Burial rites provide much insight into the Viking’s rituals and beliefs systems (Parkinson, 2015) According to popular belief, it is thought that Viking funerals consisted of all their dead being burned on a ship. Contrary to this belief, the times this was done was when chieftains died. In the Viking Age, two distinct funeral practices are found inhumation (grave making) and cremation. Viking dead were buried in a symbolic context with items related to what they did in life. The Vikings did cremate their dead who were not Chieftains; the Vikings believed that if you burned the body the soul would be released from the body (Davidson, 1968, p. 62-63).
The following focuses on the burials rather then the cremations. However, all of the following would end with the introduction of Christianity to the region.
The burials for slaves were different from other Viking burials. Most slaves, if their master died, were killed with them after the masters grave was created. They would then be buried with their master. Numerous double burials have been found with a master and his or her female and/or male slave. In order to tell the difference between the two; when the slave was buried they were decapitated and/or their limbs were either chopped off or bound. For slaves who died before their masters or did not have masters, Rosedahl says, “for slaves not buried with their masters there would scarcely be more than a hole in the ground” (Rosedahl, 1991, pp. 53-54). Figure 1 is a reconstruction picture below of grave FII from Stengade, is an example of a double grave burial during the viking age. The burial has been interpreted as a sacrificed slave that would accompany his master in the afterlife (Gardeła, 2013)
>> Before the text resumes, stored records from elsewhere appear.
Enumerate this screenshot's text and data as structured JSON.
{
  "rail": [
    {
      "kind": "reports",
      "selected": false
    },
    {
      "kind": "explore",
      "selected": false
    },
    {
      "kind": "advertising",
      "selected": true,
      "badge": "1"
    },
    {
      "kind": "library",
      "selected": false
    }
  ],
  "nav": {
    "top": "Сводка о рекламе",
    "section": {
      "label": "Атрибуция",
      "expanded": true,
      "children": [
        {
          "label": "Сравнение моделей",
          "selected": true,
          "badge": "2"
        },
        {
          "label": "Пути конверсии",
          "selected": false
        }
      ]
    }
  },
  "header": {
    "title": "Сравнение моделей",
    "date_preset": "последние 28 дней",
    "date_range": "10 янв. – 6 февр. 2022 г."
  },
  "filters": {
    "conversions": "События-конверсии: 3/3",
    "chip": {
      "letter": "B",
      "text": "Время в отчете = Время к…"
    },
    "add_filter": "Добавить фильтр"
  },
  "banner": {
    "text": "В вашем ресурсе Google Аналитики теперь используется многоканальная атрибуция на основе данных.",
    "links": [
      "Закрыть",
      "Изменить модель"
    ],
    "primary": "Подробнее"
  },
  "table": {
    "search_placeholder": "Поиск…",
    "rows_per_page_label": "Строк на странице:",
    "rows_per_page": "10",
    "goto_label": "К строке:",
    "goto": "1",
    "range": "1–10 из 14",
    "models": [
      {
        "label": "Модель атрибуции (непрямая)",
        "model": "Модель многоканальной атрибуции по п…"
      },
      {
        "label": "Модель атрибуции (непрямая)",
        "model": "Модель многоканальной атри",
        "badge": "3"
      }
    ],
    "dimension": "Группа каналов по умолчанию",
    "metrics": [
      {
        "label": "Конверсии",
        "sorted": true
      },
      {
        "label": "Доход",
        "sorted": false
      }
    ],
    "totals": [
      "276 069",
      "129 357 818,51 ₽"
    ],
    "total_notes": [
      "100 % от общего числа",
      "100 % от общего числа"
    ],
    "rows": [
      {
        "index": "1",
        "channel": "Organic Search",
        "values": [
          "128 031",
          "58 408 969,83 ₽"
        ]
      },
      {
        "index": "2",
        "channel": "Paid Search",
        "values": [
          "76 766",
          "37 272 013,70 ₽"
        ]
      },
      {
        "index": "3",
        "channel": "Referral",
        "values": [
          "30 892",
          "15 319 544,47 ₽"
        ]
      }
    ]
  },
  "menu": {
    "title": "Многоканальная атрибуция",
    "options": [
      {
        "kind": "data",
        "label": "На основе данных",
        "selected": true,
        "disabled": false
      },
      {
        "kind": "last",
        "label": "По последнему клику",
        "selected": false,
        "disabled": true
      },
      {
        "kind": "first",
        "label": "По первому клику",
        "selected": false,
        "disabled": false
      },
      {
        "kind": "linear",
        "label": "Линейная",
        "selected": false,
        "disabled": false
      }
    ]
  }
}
Very few child graves have been found in the Viking archaeological context. In Viking sagas, on rune stones there is little to no mention of children. Nothing at this moment is known about the afterlife for children if they die before they become adults (In the Viking context). In Denmark, there has yet to be any finding of child graves at any cemeteries. This has come to be interpreted that burials were not done for children and that if children did not live up to the expected potential, they were discarded and left to their fate in the wild. This coincides with what Rosedahl says about the Pagan religion, “in the pagan period unwanted children could be exposed to the elements and left to their fate” (Rosedahl, 1991, p. 61).
Farmers, craftsman, etc… :
Middleclass men were buried with objects to symbolize what they did in their lives. Farmers have been seen buried agricultural tools. Blacksmiths were seen buried with their smithing tools (Rosedahl, 1991, p. 126).
The burials done for women were just as elaborate as men. They were not just holes in the ground. Unlike men, women were usually buried in carts or wagons with household items (Park et. al., 2009). Most women found have been buried with items reflecting their position in the household. These items would accompany them to the afterlife. These items include, but are not always limited to utensils, jewelry, lapdogs (to keep them company on their journey), and implements for needle work of spinning and weaving (Rosedahl, 1991, p. 60). Figure 2 shows how elaborate some women’s burials were. Figure 2 was the most elaborate found at the Fyrkat site, this burial is thought to be the burial of a sorceress, and even though this is a woman, the burial is elaborate, like a man’s (Price, 2014).
The burials for warriors included them being buried with their weapons and armor, so that they would have these items with them when they went to Valhalla. With warriors, after they died on the battlefield, a chosen few were taken to Valhalla (the realm of dead warriors), guided by Valkyries from their battlefield, to fight with Odin against evil (Parkinson, 2015). Warriors, warlords, and chieftains primarily worshiped Odin, so that they would have they honor to be with him in the afterlife, so they could fight in the great battle between good and evil (Byock, 2001, p. 294).
Noble families (as seen in Hedeby and Volga):
Members of high social status within the society such as chieftains and warlords were given the stereotypical Viking ship burials (Rosedahl, 1991, p. 123). The wealthiest members of the society were the only ones who could afford to have such a burial due to the expense of burning a ship (Park et. al., 2009). Funerals usually last around 10 days and involved drinking, feasting, sex, and slave death (Price, 2010). Archaeologists have discovered multiple grave boats, many are being excavated in sand dunes and dirt mounds (Byock, 2001, pp. 294-295).
There has been one confirmed witness of a chieftain burial, along the Volga, by an The Arab envoy Ibn Fadhlan, a shortened version of what is said by Rosesdahl:
When a chieftain dies servants and slaves are asked to die with him. Whoever volunteered could not withdraw themselves from the ritual process. Throughout the funeral process the woman who volunteers is treated with the utmost greatest respect. On the day of the funeral the chieftain’s ship was drawn up onto land and people walked around and said words. There was a woman responsible for all the preparations called the Angel of Death. She also dressed and prepared the body. The dead body would be placed in special garments and seated in a tent aboard the ship with multiple goods placed around him (Rosedahl, 1991, p. 157).
The volunteer would then perform rituals and chants; afterword she was then taken aboard the ship to the dead chieftain by the Angel of dead. The relatives would then light the ship on fire. Within one hour the ship would be fully burned. A mound would then be placed in its location with the name of the chieftain and everyone would leave (Rosedahl, 1991, p. 157).